Opinión

“Academia y activismo: el caso de la ‘ultraderecha’”

José Antomio Kast. JAVIER TORRES/ATON CHILE

El rol al que aspiran las ciencias sociales es el de introducir reflexividad en las operaciones del sistema social. Al observar y describir la mirada de los agentes, esos agentes podrían, al mirarse en el espejo sociológico, revisar y evaluar sus propias observaciones y decisiones. En teoría, este conjunto de disciplinas nos haría, así, colectivamente más inteligentes (entenderíamos mejor lo que hacemos y por qué lo hacemos). Esa es su aspiración y la razón con la que se justifica destinarles cuantiosos recursos públicos.

El riesgo obvio, por cierto, es que la presión de intereses políticos o económicos distorsione interesadamente la observación del sistema social. ¿Cómo evitar que la imagen del espejo se vea secuestrada por intereses no académicos? La academia apuesta a la evaluación de pares. Se supone que al ser sometidos los estudios y reflexiones a la crítica desinteresada de otros académicos, se alcanzaría cierto grado de objetividad. Por eso las revistas cuentan con evaluación ciega. La globalización del sistema de la ciencia, además, hace que los textos sean muchas veces evaluados por académicos que no tienen un vínculo ni un interés inmediato en relación al asunto tratado.
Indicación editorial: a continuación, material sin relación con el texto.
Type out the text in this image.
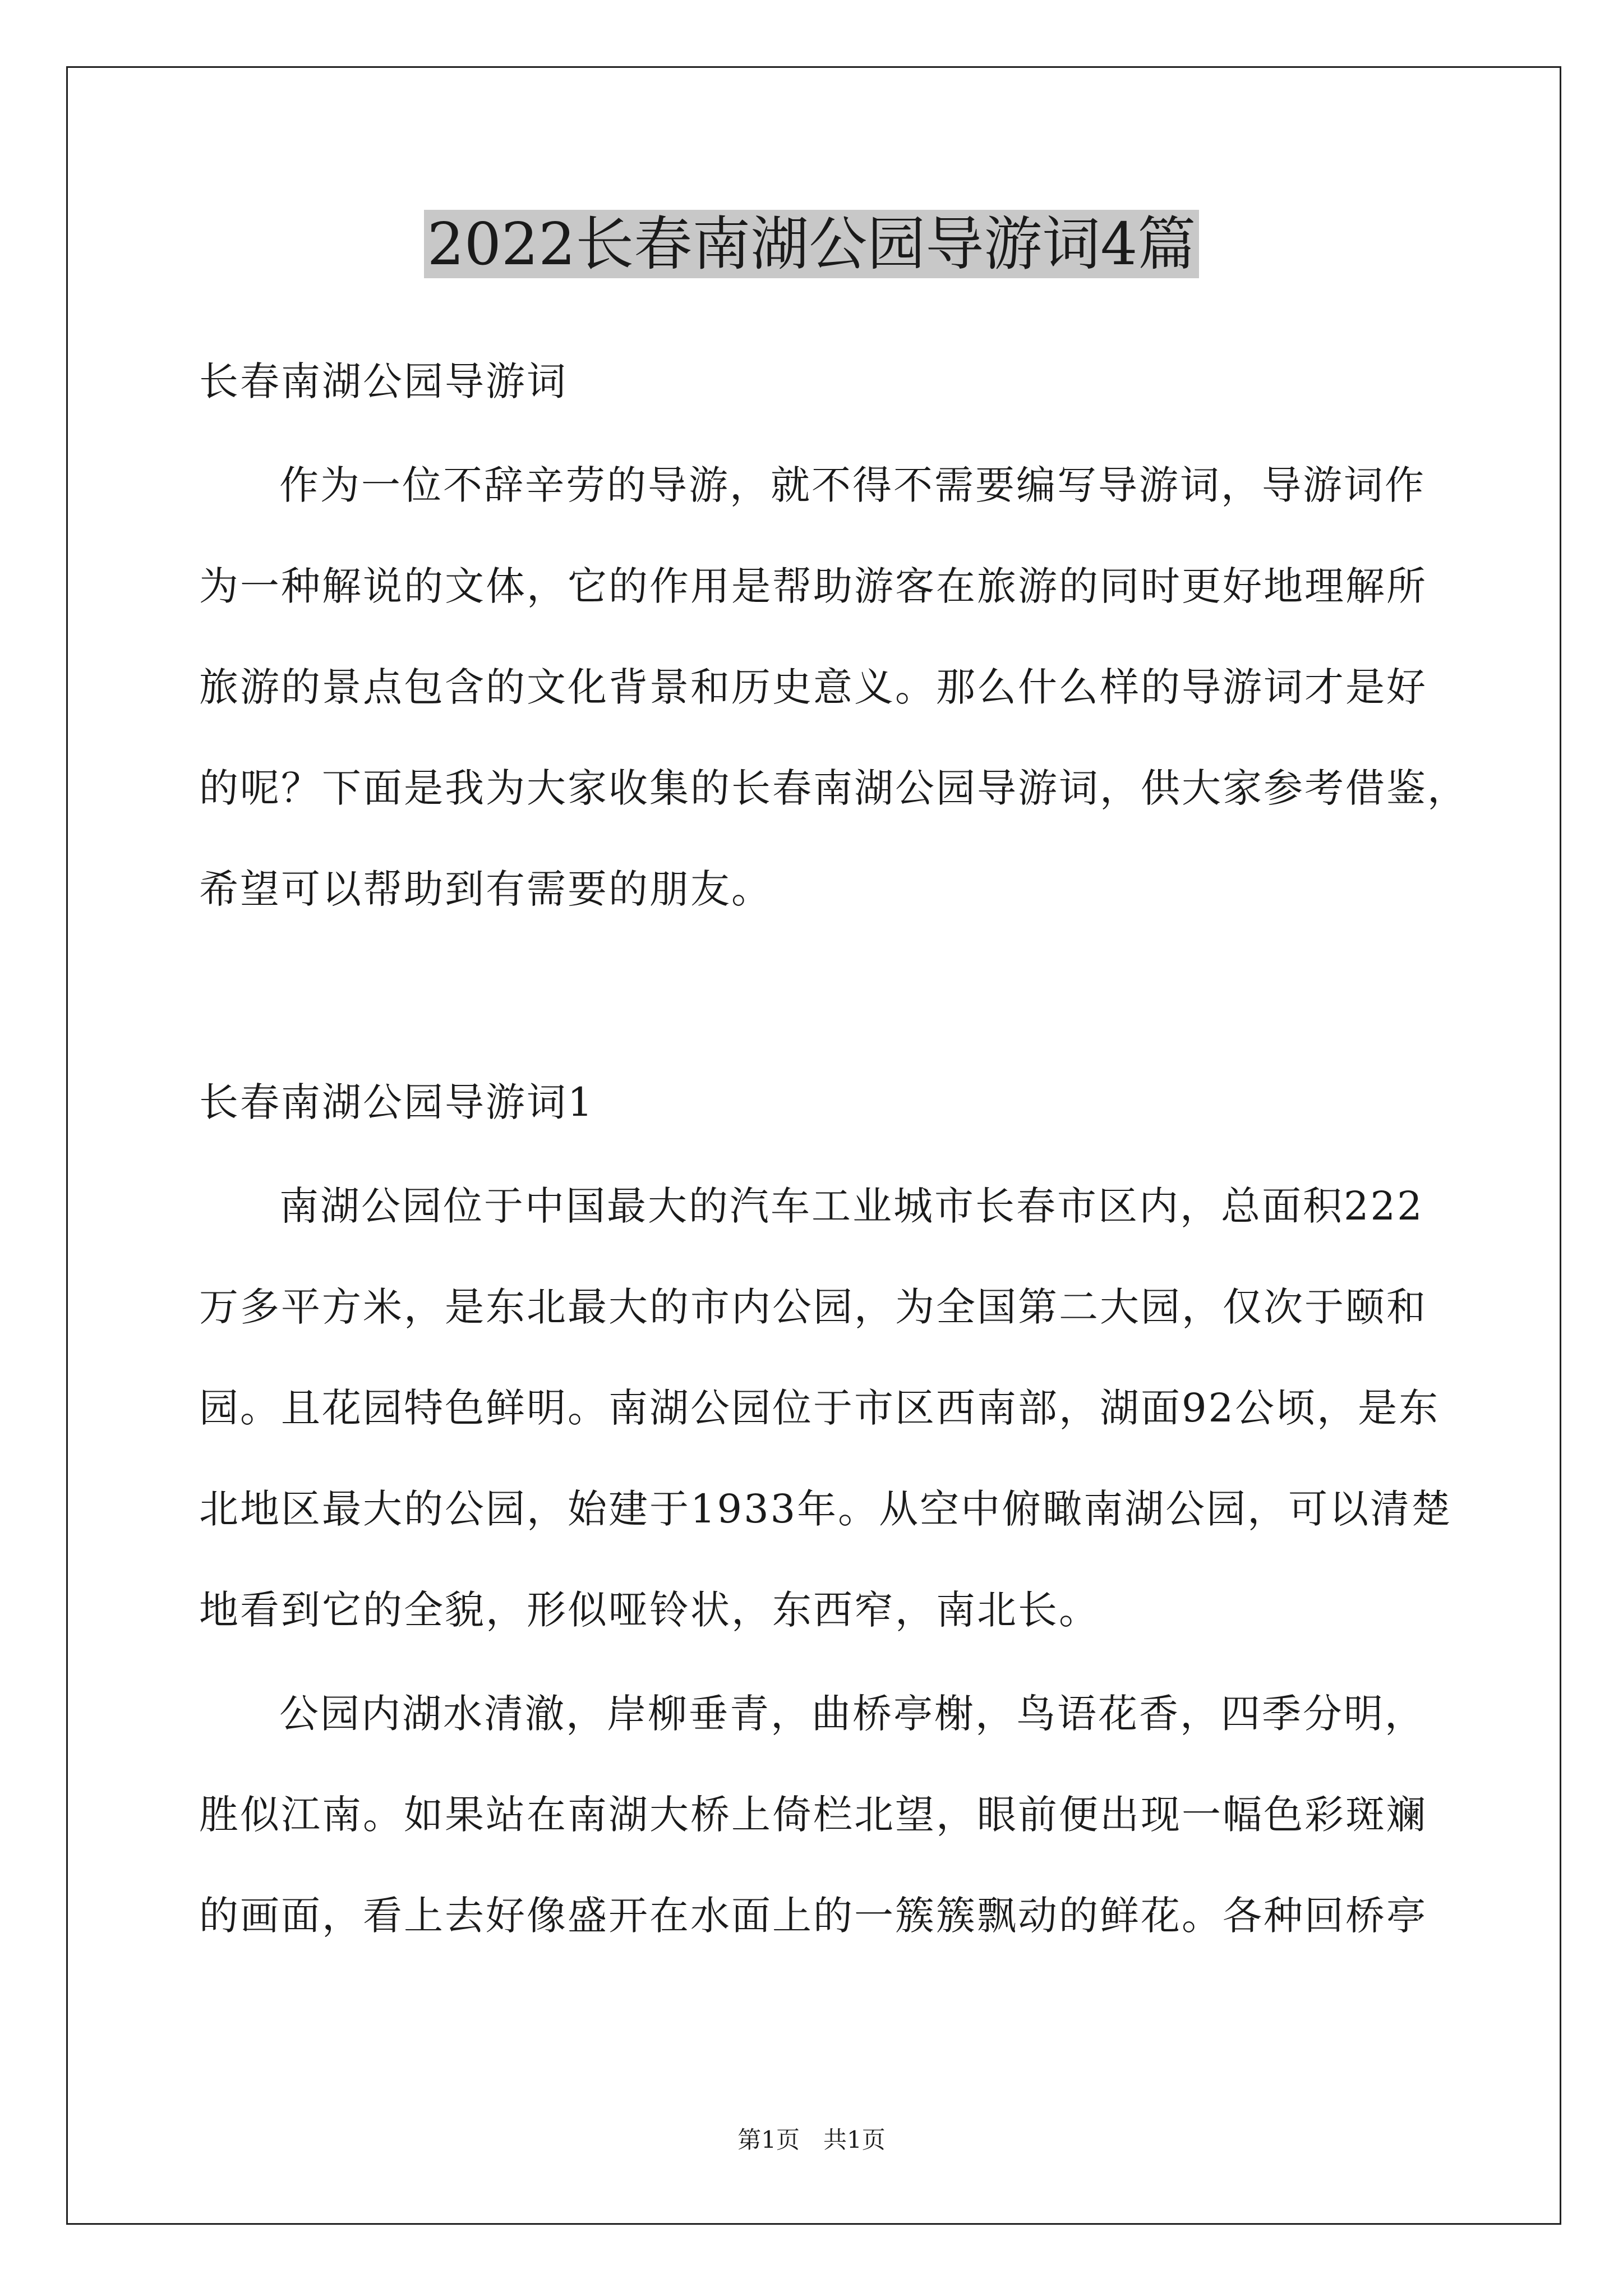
2022长春南湖公园导游词4篇
长春南湖公园导游词
作为一位不辞辛劳的导游，就不得不需要编写导游词，导游词作
为一种解说的文体，它的作用是帮助游客在旅游的同时更好地理解所
旅游的景点包含的文化背景和历史意义。那么什么样的导游词才是好
的呢？下面是我为大家收集的长春南湖公园导游词，供大家参考借鉴，
希望可以帮助到有需要的朋友。
长春南湖公园导游词1
南湖公园位于中国最大的汽车工业城市长春市区内，总面积222
万多平方米，是东北最大的市内公园，为全国第二大园，仅次于颐和
园。且花园特色鲜明。南湖公园位于市区西南部，湖面92公顷，是东
北地区最大的公园，始建于1933年。从空中俯瞰南湖公园，可以清楚
地看到它的全貌，形似哑铃状，东西窄，南北长。
公园内湖水清澈，岸柳垂青，曲桥亭榭，鸟语花香，四季分明，
胜似江南。如果站在南湖大桥上倚栏北望，眼前便出现一幅色彩斑斓
的画面，看上去好像盛开在水面上的一簇簇飘动的鲜花。各种回桥亭
第1页　共1页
¿Funciona todo esto? Más o menos. La fragmentación de la academia por especialización, que en las ciencias naturales es menos problemática, permite que surjan en las ciencias sociales áreas de estudio en sí partisanas o políticamente sesgadas y volcadas al activismo. El efecto, a su vez, es que la evaluación ciega se vuelva, en estos ambientes, tuerta. Fue lo que mostró Alan Sokal en su “affaire” contra los posmodernos (léase “Imposturas Intelectuales”). Bastaba escribir en karamanés y celebrar lo karamánico para ser parte del club. No había estándares, sino militancia.

Pero no sólo en Karamanistán se cuecen habas. Escribiendo sin jerga incomprensible se puede lograr lo mismo. Existen agendas políticas globales, determinadas en los núcleos de producción científica del mundo. Y si uno quiere ser parte de esos clubes y de esas redes de citación, debe agacharles el moño. Desde el tercer mundo, esto se logra presentando los sucesos del propio país como un caso más que viene a confirmar las hipótesis elaboradas para Europa o Estados Unidos. Una forma blanda de colonialismo intelectual. Y sí, muchos de los académicos que en Chile posan de autoctonismo crítico viven, en realidad, ejerciendo como franquicia local de estos clubes de citas. Fíjese, estimado lector, en el debate chileno sobre la “ultraderecha”. Es claramente poco riguroso presentar a José Antonio Kast como “un caso de Trump” o “un caso de Orbán”. Las diferencias ideológicas y programáticas, además de los contextos sociales y los escenarios de disputa política, son marcadamente distintos. Pero la ilusión de que todo es lo mismo, promovida por marcos teóricos fáciles de manipular a gusto que anuncian que los nuevos autoritarismos son muy difíciles de distinguir de liderazgos perfectamente democráticos, vende a escala global en los círculos académicos progresistas. La versión Temu de este argumento es tratar de presentar a Kast como un caso de “fascismo” (todas las vanguardias autoritarias del siglo XX buscaron desmediar la representación política, y Kast, a diferencia del Frente Amplio y el Partido Comunista, no muestra ni un atisbo de dicha idea).

También es muy dudoso definirse como “experto en ultraderecha” (¿cómo es eso de especializarse sólo en un polo de un fenómeno de polarización?, ¿será que los investigadores apoyan al otro polo?), pero funciona. Citas, congresos, publicaciones y bonos por publicación. Usted mismo lo financia, en buena medida, con sus impuestos.

La campaña mediática por presentar a Kast, desde distintos puntos de la academia chilena, como un caso de ultra extrema derecha dice poco sobre Kast, pero bastante sobre el estado de la producción de observaciones sociales en nuestras universidades. ¿Quién observa a los observadores? Nadie tiene una respuesta clara. Pero este fenómeno de monarquía en paños menores, que habla de comunidades de conocimiento degradadas por el activismo, debería preocupar, al menos, a las autoridades universitarias.